Professor Robert Wistrich, perhaps the foremost historian of anti-Semitism in our generation, has built an irrefutable case to expose the true face of “Islamofascism.” In this exclusive interview with Mishpacha, Professor Wistrich traces Islamofascism’s ignoble birth; how the sickness has intensified as a result of classical and Nazi-era anti-Semitism; and how the relative ignorance of Western society enables it to flourish. And he offers the one and only remedy the Jewish people have to battle it.

Wednesday, January 26, 2011

Due to ongoing renovations at the Hebrew University’s Vidal Sassoon Center for the Study of Anti-Semitism, my conversation with the center’s director, Professor Robert Wistrich, took place in a small academic conference room. But Professor Wistrich had no trouble establishing an air of intimacy in the somewhat austere setting, and our talks extended over several hours.

Our discussion eventually took us beyond the confines of his newest book, A Lethal Obsession, to central questions of Jewish identity and the search for a perspective on the endlessly erratic nature of anti-Semitism.

Though A Lethal Obsession is densely packed, it is far more than a brilliant academic study. It has vital implications for many of the most pressing issues affecting Jews around the world, and especially those living in Israel.

Our talk began with some personal history, as I tried to gain a feeling for the author behind the book.


You hold appointments in both European and Jewish history at the Hebrew University. So I gather that your academic interests were not initially confined to anti-Semitism, no matter how broadly defined.

That’s true. My doctoral thesis at University College London was on socialism and the Jews in Germany and Austria, and I’ve written several books on subjects connected with Central Europe, including The Jews of Vienna in the Age of Franz Joseph, which won the Austrian State Prize for History.


What brought you to the study of anti-Semitism? Was it something in your own personal history?

My parents were forced to flee Krakow for the Soviet Union when the Germans invaded Poland. I was born in the Muslim Soviet republic of Kazakhstan in 1945. After the war, we moved to London, after spending several years in Poland and France.

My parents were modern, Polish-speaking Jews. My father was a member of HaShomer HaTzair. But my mother’s father was a strictly observant Jew. I have warm childhood memories of accompanying him to Munk’s shul in Golders Green and of the family Sedorim he conducted.
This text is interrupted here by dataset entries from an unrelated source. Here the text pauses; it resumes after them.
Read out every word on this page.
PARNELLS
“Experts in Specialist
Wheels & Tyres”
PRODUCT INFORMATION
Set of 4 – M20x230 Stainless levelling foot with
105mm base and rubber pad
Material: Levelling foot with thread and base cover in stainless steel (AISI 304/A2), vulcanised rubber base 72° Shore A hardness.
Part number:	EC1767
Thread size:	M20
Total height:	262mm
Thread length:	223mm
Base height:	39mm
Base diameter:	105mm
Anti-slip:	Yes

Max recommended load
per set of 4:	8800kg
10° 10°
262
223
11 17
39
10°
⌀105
However, I would not say that personal history was the most important influence pushing me towards the study of anti-Semitism. In 1974, after completing my doctorate, I was appointed director of research at the Institute of Contemporary History in London, which housed the Wiener Library. Alfred Wiener was a Prussian Jew from Potsdam, near Berlin, who was very active in Jewish self-defense organizations in Germany. He assembled an extremely impressive collection of documents concerning Hitler’s Nazi Party, which he managed to take with him when he fled Germany. Subsequently, his collection provided much of the crucial documentation used in the Nuremberg trials of Nazi leaders after the war. It was while working with these documents that my research began to focus more on anti-Semitism.